VIVENCIAL

Viver o cotidiano não exime da tarefa de pensá-lo, como não o faz a prática de experienciar a cultura em suas formas mais acabadas, inclusive naquilo em que nelas se imiscui a chamada vida comum. A proposta deste blog é constituir um espaço de intersecção entre esses campos vivenciais para pessoas que, como nós, têm na reflexão crítica um imperativo para a existência digna do corpo e do espírito – individual e social.

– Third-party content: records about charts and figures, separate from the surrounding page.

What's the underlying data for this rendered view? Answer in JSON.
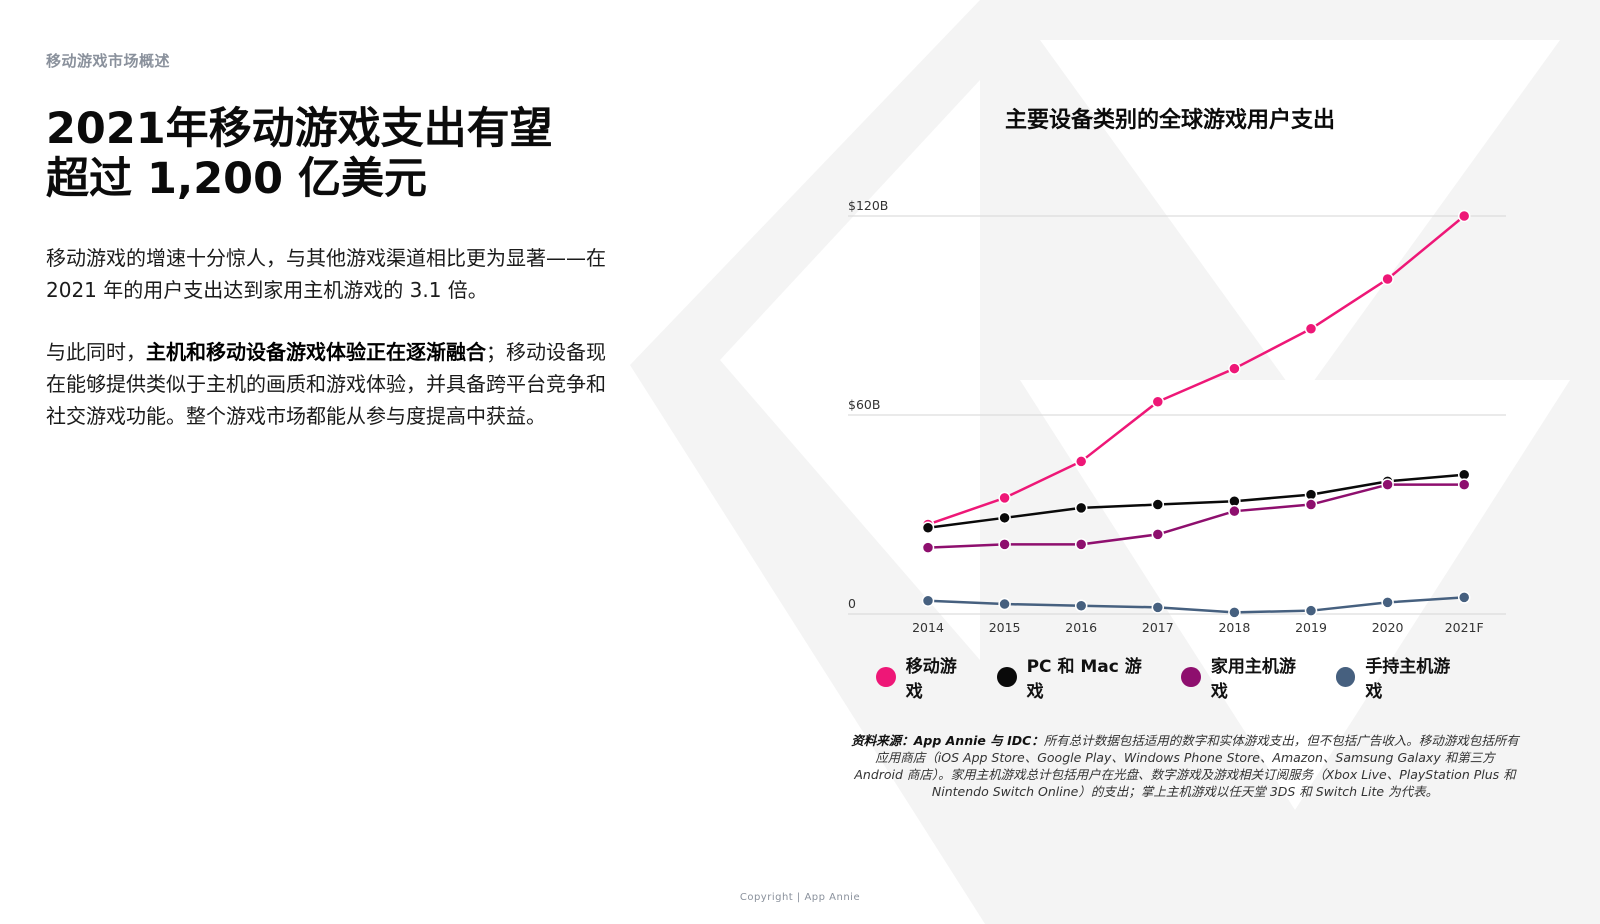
{
  "section_label": "移动游戏市场概述",
  "headline": {
    "line1": "2021年移动游戏支出有望",
    "line2": "超过 1,200 亿美元"
  },
  "paragraph1": "移动游戏的增速十分惊人，与其他游戏渠道相比更为显著——在 2021 年的用户支出达到家用主机游戏的 3.1 倍。",
  "paragraph2": {
    "prefix": "与此同时，",
    "emphasis": "主机和移动设备游戏体验正在逐渐融合",
    "suffix": "；移动设备现在能够提供类似于主机的画质和游戏体验，并具备跨平台竞争和社交游戏功能。整个游戏市场都能从参与度提高中获益。"
  },
  "chart_data": {
    "type": "line",
    "title": "主要设备类别的全球游戏用户支出",
    "categories": [
      "2014",
      "2015",
      "2016",
      "2017",
      "2018",
      "2019",
      "2020",
      "2021F"
    ],
    "y_ticks": [
      {
        "value": 0,
        "label": "0"
      },
      {
        "value": 60,
        "label": "$60B"
      },
      {
        "value": 120,
        "label": "$120B"
      }
    ],
    "ylim": [
      0,
      120
    ],
    "grid": true,
    "legend_position": "bottom",
    "series": [
      {
        "name": "移动游戏",
        "color": "#ee1777",
        "values": [
          27,
          35,
          46,
          64,
          74,
          86,
          101,
          120
        ]
      },
      {
        "name": "PC 和 Mac 游戏",
        "color": "#0a0a0a",
        "values": [
          26,
          29,
          32,
          33,
          34,
          36,
          40,
          42
        ]
      },
      {
        "name": "家用主机游戏",
        "color": "#8e0f6e",
        "values": [
          20,
          21,
          21,
          24,
          31,
          33,
          39,
          39
        ]
      },
      {
        "name": "手持主机游戏",
        "color": "#46607f",
        "values": [
          4,
          3,
          2.5,
          2,
          0.5,
          1,
          3.5,
          5
        ]
      }
    ]
  },
  "source": {
    "label": "资料来源：App Annie 与 IDC：",
    "text": "所有总计数据包括适用的数字和实体游戏支出，但不包括广告收入。移动游戏包括所有应用商店（iOS App Store、Google Play、Windows Phone Store、Amazon、Samsung Galaxy 和第三方 Android 商店）。家用主机游戏总计包括用户在光盘、数字游戏及游戏相关订阅服务（Xbox Live、PlayStation Plus 和 Nintendo Switch Online）的支出；掌上主机游戏以任天堂 3DS 和 Switch Lite 为代表。"
  },
  "copyright": "Copyright | App Annie"
}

quarta-feira, 28 de dezembro de 2011

"Sócrates Eterno" - e (Pedro) Brasileiro

Legenda da foto (de J. B. Scalco): OS DEMOCRATAS – Sócrates, 
acompanhado por Biro-Biro (deitado), Casagrande (ajoelhado), 
Paulinho e Zenon (de bigode) posam para a capa de Placar 
em 5 de novembro de 1982
Que eu me lembre, nunca comprei uma revista Placar. Mas folheei muitas, quando menino, de propriedade do Alan, irmão mais velho do Léo e do Fábio – os três, meus melhores amigos na primeira parte de minha infância em Corumbá, onde cheguei com oito ou nove anos. Com Alan eu folheava as Placar e jogava futebol de botão, com o trio completo arriscava umas peladas no quintal de terra da casa deles, onde o Clarete – amigo do peito de meu pai, ainda dos tempos da Marinha – havia providenciado uns ótimos “golzinhos”. E foi numa tabelinha com o Alan, nas lajotas da velha rua Ladário, que eu fiz o único gol bonito da minha vida, antes de me conformar em, ao invés de tentar fazer, defender alguns e sobretudo tomar muitos gols... Bem, pelo menos nunca fui juiz!

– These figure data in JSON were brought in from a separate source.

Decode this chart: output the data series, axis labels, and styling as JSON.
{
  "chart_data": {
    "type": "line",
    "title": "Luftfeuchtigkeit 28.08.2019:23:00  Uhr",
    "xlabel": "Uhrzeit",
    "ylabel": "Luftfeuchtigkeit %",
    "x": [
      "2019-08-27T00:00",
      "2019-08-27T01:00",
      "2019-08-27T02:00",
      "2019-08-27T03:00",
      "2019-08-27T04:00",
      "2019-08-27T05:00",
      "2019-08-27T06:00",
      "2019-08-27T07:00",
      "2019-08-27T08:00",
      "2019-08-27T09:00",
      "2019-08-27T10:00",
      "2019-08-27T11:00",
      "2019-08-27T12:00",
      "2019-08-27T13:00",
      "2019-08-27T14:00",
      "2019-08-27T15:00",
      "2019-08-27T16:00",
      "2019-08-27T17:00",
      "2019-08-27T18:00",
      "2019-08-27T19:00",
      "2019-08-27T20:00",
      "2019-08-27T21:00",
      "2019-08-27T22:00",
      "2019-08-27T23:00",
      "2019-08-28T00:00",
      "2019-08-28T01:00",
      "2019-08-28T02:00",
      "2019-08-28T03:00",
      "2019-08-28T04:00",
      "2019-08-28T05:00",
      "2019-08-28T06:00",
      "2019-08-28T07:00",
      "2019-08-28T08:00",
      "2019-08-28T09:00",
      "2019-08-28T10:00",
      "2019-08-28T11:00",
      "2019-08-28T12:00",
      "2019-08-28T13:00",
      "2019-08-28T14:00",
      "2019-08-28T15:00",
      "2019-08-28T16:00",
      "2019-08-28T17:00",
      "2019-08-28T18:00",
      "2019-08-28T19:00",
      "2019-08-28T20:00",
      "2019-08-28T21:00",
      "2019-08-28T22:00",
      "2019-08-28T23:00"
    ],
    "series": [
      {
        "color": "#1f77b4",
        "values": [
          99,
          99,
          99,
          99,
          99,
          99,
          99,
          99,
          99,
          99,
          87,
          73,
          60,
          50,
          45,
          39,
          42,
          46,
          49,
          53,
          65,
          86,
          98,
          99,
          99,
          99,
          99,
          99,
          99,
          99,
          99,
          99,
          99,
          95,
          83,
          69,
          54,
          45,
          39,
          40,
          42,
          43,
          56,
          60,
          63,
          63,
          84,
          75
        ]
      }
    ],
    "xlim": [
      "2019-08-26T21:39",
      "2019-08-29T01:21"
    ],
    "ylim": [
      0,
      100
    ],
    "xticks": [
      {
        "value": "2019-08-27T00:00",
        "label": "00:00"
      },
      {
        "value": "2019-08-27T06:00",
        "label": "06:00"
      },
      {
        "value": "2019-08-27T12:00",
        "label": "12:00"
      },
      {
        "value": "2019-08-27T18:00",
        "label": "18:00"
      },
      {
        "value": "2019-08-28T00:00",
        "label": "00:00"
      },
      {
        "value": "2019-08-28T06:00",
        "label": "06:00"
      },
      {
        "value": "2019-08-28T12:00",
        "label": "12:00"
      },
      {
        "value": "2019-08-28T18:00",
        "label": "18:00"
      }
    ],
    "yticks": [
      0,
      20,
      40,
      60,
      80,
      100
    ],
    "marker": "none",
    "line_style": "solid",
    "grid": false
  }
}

Mas, enfim, hoje eu ganhei uma Placar. Eu chegava em casa com meus filhos e, do outro lado da rua, alguém me chamou: “Ô, amigo”. Era um homem forte e maduro, com bigodes fartos, sentado na calçada e com uma bolsa de viagem ao lado. “Opa”, eu cumprimentei, sem parar, prevendo um pedido de esmolas. Mas ao invés disso ele completou: “Você parece o Sócrates!”. Sempre me “confundem” com Jesus Cristo e Raul Seixas (durante algum tempo, que felizmente já passou, com Gabriel o, sic, “Pensador”), mas com Sócrates nunca havia ocorrido. “Sócrates, o jogador? Obrigado! E você, com esse bigodão, lembra o Toninho Cerezo.” Foi aí que ele se animou: “Eu posso te dar um presente?”. Eu já chegava no portão, onde encaminhei as crianças para dentro, e atravessei a rua.

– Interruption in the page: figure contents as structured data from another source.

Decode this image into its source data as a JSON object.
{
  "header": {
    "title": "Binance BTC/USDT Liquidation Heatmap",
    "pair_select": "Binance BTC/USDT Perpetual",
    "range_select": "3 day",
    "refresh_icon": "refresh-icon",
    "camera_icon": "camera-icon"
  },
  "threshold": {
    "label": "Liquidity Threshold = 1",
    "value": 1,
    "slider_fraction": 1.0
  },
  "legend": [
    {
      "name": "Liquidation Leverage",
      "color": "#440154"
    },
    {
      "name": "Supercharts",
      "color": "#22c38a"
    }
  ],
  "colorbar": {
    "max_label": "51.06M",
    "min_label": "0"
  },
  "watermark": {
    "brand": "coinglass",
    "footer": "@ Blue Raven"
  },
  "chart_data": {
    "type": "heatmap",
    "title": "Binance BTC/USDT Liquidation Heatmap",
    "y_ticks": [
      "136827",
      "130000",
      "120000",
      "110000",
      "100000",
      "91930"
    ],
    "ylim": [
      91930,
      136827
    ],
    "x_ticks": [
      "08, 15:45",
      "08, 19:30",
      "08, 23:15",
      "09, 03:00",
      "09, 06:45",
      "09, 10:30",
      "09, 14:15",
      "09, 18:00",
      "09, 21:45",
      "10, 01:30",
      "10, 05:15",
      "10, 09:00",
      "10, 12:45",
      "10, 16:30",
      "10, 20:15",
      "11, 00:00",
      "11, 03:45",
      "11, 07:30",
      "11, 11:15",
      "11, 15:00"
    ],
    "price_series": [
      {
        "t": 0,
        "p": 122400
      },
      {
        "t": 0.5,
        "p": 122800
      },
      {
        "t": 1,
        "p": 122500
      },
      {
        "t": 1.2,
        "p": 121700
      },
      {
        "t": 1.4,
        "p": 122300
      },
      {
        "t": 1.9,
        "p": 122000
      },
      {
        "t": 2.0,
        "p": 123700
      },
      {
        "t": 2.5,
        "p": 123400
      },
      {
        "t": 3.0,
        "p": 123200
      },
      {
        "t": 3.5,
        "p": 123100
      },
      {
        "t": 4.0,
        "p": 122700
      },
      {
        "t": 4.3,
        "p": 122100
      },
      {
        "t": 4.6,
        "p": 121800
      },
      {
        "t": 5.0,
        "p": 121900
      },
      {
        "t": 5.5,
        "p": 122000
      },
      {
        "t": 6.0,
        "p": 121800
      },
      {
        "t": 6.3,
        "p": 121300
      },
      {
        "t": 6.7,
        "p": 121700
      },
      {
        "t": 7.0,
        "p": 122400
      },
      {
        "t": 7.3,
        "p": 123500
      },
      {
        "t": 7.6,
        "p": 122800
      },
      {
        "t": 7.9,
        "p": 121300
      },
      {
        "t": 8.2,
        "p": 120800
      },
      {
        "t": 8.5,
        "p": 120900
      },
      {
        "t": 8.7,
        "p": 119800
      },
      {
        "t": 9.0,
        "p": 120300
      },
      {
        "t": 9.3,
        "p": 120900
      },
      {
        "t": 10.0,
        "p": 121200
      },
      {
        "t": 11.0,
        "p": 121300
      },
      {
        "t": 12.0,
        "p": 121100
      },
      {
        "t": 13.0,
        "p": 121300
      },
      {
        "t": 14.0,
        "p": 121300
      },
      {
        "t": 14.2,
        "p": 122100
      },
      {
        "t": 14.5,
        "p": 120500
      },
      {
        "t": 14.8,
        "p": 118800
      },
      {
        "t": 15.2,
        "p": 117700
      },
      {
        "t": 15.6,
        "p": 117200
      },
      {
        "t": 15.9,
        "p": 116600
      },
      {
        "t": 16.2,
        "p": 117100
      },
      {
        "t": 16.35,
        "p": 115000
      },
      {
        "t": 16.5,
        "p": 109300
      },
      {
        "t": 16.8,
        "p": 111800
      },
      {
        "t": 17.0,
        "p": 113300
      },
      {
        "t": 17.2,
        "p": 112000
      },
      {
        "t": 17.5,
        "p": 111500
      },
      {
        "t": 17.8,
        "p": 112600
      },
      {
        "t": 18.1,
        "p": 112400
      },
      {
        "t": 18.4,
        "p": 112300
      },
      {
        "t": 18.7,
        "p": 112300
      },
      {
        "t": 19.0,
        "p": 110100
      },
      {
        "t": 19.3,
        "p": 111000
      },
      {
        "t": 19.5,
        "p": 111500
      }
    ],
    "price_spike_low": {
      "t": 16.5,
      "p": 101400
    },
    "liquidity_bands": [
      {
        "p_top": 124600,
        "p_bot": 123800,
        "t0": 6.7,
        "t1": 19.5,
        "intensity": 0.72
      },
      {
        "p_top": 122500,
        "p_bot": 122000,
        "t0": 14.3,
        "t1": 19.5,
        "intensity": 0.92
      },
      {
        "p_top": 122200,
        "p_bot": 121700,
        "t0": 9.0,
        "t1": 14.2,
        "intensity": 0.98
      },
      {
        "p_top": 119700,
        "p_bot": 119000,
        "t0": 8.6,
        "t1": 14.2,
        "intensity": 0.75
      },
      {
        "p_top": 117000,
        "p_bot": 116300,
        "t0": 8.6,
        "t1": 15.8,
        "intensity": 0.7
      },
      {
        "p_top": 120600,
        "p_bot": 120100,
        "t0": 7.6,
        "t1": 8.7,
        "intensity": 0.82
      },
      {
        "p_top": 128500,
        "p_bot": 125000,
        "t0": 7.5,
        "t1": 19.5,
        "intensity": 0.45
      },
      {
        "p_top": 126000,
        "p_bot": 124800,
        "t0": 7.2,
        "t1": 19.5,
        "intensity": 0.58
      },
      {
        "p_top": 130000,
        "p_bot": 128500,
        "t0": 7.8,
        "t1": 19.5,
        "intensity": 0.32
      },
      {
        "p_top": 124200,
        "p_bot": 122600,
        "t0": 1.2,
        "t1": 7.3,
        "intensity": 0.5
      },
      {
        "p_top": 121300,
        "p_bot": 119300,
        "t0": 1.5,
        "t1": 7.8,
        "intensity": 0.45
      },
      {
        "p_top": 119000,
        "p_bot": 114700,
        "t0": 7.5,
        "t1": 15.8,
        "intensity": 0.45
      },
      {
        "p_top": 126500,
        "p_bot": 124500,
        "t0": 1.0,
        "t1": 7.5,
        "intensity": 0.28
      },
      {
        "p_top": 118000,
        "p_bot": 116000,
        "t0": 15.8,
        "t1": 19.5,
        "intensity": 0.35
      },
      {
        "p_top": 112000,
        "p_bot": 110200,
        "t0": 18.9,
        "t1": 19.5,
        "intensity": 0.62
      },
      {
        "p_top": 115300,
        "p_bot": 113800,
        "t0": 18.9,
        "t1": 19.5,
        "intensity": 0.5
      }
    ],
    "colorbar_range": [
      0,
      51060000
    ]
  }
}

Do outro lado, surpreso, eu o vi tirar a revista da bolsa: uma “Edição de Colecionador”, com essa chamada, ladeando o símbolo do Corinthians na camisa branca do Magrão: “Sócrates Eterno”. Embasbacado, eu perguntei se a revista não ia fazer falta, e ele respondeu, simplesmente: “Não, eu já li”. Contei e descrevi minha pequena homenagem a Sócrates neste blog, explicando minha condição de vascaíno, e aí ele se ergueu, dizendo que seu braço havia se arrepiado inteiro e que fazia questão de se levantar para me cumprimentar. E declinou o nome completo, do qual minha memória de queijo suíço (é uma imagem do Norman Mailer) só guardou o primeiro: Pedro. Estava ali, sentado, esperando um prato de comida que alguém naquela casa lhe havia prometido (e que de fato logo chegou). Era – aliás, é – natural de algum estado do Norte que, confesso, eu esqueci, e queria, digo, quer chegar – por motivos que não cheguei a perguntar – a São Simão, uma cidade próxima daqui de Caçu.

Eu, que já o havia praticamente obrigado a aceitar, a título de “uma força” (não de pagamento), os doze reais que trazia comigo, me ofereci para “conseguir” uma passagem até São Simão. Corri aqui em casa e liguei para o guichê da empresa de ônibus, mas ninguém atendeu. Consultei a Josy a propósito de oferecermos abrigo àquele desabrigado por esta noite – amanhã eu iria com ele à rodoviária – e ela concordou, mas não tive pressa, e quando voltei à rua ele já não estava lá. Dei uma volta na quadra e necas.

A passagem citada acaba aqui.